2. To create a tree frog vivarium, place your frog in a large plastic terrarium or glass vivarium, supplying white paper towel as substrate and a shallow water bowl or saucer as a water source. With baby frogs, add a shallow container filled with moist moss. Lean a piece of bark against one side of the terrarium in order to provide a vertical shelter and place another on the ground as a ground-level shelter. Keep the vivarium at the temperature range appropriate for the species. Provide moderately bright light with overhead, full-spectrum fluorescent bulbs for twelve hours a day.
3. If the frog appears weak, has sores on its snout or body, or has clouded eyes, monitor it for a few days to see if it improves. If it does not, treat it with injectable enrofloxacin (Baytril), subcutaneously in the ventral area, at a dosage of 10 milligrams per kilogram (mg/kg) of the frog’s body weight. Repeat the treatment every two days for up to two weeks.
4. Monitor the stools of your frog during its acclimation period. Healthy frogs have soft, well-formed stools. Watery and runny feces are signs of parasites or gastrointestinal disease.
5. Offer crickets of the appropriate size to your tree frog every two to three days, and monitor the status of its feces.
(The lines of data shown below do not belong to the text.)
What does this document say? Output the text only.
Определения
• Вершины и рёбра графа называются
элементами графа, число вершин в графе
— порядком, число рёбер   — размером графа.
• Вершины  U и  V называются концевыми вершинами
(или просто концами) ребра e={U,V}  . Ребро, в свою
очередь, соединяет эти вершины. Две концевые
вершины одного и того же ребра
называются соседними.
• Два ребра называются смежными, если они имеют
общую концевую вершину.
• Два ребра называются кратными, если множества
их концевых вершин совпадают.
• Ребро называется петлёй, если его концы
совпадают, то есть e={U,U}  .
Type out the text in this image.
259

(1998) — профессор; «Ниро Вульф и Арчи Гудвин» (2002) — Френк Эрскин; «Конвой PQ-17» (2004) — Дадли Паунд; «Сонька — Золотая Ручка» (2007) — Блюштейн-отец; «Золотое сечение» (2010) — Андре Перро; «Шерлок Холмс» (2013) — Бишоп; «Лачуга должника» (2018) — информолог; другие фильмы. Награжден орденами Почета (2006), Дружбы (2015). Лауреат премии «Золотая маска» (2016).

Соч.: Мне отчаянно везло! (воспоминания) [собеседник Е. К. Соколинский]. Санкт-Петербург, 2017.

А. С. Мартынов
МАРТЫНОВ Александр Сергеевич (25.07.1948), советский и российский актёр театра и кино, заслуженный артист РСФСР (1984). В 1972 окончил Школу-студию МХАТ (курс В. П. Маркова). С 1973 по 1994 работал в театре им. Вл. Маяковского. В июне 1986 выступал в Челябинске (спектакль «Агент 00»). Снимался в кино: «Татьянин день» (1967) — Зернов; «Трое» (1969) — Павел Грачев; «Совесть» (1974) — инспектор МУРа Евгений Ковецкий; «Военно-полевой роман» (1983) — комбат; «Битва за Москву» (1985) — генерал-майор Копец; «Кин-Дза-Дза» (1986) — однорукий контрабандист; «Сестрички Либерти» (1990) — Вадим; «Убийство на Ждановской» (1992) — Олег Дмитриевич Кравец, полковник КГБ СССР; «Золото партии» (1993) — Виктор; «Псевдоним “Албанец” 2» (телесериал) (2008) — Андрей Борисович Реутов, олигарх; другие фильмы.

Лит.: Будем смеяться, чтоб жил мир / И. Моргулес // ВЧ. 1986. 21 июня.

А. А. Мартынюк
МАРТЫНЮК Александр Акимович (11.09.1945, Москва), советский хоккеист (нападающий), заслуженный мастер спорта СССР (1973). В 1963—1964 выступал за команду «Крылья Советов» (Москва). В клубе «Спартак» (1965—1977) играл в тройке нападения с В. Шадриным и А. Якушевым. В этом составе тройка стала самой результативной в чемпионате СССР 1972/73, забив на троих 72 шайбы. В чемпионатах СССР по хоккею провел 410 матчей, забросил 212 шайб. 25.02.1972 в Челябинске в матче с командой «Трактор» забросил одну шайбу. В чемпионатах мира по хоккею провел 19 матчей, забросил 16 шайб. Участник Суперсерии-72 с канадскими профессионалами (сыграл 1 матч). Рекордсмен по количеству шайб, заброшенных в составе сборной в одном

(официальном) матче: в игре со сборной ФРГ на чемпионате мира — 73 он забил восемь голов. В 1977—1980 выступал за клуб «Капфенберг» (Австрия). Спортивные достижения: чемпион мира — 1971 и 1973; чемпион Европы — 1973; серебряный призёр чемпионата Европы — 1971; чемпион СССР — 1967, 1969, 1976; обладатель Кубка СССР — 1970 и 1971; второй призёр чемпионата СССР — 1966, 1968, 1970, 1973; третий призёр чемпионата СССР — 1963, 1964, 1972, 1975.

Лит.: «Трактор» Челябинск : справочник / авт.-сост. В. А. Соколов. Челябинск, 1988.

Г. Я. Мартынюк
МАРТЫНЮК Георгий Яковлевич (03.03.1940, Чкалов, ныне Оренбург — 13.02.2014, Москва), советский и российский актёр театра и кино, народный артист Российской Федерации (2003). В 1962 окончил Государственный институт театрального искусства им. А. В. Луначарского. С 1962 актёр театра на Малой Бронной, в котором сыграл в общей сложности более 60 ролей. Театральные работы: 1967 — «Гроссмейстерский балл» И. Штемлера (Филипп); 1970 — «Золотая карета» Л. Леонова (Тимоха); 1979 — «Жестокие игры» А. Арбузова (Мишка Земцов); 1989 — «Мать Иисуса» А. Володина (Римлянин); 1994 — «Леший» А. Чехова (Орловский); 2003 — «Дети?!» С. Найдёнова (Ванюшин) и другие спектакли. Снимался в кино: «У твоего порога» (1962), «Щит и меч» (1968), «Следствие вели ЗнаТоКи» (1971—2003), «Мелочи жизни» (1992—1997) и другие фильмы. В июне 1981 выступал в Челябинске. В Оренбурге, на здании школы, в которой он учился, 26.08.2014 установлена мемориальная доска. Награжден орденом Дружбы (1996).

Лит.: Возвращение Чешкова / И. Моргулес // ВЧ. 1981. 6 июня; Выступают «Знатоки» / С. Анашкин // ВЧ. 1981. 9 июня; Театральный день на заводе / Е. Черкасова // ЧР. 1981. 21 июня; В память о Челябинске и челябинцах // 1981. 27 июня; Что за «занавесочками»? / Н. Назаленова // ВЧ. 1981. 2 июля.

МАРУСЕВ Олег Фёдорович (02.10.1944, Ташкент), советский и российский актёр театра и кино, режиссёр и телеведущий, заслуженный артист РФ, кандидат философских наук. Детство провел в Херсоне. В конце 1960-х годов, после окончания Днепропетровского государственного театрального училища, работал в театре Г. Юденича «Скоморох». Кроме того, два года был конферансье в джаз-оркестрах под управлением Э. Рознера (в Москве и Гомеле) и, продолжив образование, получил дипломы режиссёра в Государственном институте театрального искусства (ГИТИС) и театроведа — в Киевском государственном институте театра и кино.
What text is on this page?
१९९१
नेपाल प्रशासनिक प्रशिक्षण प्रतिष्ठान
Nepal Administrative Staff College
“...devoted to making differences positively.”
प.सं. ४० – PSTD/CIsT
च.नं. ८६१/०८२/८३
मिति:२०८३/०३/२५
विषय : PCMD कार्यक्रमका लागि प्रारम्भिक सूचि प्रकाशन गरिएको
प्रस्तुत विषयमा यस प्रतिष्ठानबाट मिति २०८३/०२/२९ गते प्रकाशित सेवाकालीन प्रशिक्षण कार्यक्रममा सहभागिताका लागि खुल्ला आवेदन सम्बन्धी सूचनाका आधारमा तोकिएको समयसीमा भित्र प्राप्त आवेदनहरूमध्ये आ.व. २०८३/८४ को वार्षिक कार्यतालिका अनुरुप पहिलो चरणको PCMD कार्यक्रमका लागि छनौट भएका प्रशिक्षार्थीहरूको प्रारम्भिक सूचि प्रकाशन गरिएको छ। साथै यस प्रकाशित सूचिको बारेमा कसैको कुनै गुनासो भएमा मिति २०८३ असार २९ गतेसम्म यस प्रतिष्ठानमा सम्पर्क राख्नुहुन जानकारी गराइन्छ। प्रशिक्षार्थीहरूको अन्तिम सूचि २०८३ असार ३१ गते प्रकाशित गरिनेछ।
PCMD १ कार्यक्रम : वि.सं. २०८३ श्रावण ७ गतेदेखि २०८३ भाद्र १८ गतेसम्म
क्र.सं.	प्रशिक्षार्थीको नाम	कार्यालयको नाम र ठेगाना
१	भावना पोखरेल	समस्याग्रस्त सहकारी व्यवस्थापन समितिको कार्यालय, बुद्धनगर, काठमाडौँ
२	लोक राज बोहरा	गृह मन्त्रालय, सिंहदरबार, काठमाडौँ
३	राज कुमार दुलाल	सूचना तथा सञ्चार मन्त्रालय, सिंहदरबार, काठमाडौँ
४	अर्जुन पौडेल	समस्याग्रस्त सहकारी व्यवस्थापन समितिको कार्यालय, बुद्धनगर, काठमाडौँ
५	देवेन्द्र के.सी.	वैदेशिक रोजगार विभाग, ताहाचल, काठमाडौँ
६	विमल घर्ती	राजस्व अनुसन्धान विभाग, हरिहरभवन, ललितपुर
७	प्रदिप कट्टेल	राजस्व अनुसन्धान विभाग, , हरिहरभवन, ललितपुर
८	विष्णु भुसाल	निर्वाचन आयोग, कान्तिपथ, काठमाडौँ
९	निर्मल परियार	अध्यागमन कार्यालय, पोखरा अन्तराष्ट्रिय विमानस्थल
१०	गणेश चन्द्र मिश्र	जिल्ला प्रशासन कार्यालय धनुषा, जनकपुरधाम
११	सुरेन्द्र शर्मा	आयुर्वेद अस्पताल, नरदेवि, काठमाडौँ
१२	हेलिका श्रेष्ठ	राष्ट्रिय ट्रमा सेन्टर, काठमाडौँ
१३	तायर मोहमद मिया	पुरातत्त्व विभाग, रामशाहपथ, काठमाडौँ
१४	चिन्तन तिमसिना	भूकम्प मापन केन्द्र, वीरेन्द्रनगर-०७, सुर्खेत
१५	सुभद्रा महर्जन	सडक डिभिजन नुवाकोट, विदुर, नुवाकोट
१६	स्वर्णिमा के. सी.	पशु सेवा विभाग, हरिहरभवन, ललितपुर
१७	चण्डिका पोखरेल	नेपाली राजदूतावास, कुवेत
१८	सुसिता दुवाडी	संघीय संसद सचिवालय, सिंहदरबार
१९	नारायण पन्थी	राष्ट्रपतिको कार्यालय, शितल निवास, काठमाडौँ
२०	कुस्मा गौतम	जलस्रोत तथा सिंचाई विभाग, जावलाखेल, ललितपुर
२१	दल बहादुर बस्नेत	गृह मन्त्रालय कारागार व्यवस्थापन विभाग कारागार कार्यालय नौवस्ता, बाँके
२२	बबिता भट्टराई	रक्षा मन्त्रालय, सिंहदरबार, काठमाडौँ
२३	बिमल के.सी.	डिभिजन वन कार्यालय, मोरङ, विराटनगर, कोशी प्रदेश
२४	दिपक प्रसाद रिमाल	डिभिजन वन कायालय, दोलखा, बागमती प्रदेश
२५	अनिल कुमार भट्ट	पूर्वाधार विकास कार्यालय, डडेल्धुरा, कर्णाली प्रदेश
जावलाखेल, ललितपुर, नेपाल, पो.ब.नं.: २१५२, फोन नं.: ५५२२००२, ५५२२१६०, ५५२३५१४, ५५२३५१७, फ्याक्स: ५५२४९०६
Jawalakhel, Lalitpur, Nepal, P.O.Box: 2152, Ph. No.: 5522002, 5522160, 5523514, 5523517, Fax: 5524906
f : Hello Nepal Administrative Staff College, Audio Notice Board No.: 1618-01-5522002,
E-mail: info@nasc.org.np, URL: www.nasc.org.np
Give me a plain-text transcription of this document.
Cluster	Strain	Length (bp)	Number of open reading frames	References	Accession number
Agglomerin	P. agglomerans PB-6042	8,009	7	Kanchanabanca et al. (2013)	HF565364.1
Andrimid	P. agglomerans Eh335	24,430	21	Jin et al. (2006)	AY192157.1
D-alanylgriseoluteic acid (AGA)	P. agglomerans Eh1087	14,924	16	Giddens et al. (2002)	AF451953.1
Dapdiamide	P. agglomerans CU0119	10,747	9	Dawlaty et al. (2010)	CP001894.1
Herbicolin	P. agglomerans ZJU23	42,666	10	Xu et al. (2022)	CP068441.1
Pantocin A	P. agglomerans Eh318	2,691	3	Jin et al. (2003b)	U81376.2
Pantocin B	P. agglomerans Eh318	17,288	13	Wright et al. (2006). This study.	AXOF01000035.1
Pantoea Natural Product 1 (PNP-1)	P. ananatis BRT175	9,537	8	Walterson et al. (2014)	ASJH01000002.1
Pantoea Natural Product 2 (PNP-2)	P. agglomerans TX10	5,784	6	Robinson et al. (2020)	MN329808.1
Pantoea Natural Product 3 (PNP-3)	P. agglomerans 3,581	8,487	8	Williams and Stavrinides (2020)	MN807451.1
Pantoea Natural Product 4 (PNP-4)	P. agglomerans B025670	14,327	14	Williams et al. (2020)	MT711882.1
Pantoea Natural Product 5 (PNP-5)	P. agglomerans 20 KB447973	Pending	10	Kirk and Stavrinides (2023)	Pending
If the feces are runny, treat the frog orally with metronidazole (Flagyl) at 50 mg/kg of the frog’s total body weight. Repeat the treatment in one week. Using metronidazole twice, at seven-day intervals, during enrofloxacin treatment can be beneficial because of its beneficial antibiotic effects on anaerobic bacteria. If your tree frog has nematodes in its stools, treat it with fenbendazole (Panacur) at 50 mg/kg, and repeat the process once or twice at seven-day intervals. To orally administer drugs or water, use a wedge cut from a plastic deli cup or yogurt container, and insert it gently between the frog’s jaws. For larger species or specimens, gently place an inverted spoon between the animal’s jaws to keep its mouth open.
6. If a frog refuses to feed, open its mouth and insert a prekilled cricket of the appropriate size. In most cases, tree frogs will swallow the cricket when released. If your frog is emaciated and not feeding on its own, use this feeding method as soon as possible.
Although adult tree frogs can be kept for extended periods in a basic setup like this temporary quarantine vivarium, it does not provide the proper conditions for a good quality of life. Experts recommend larger vivaria with plants and climbing areas.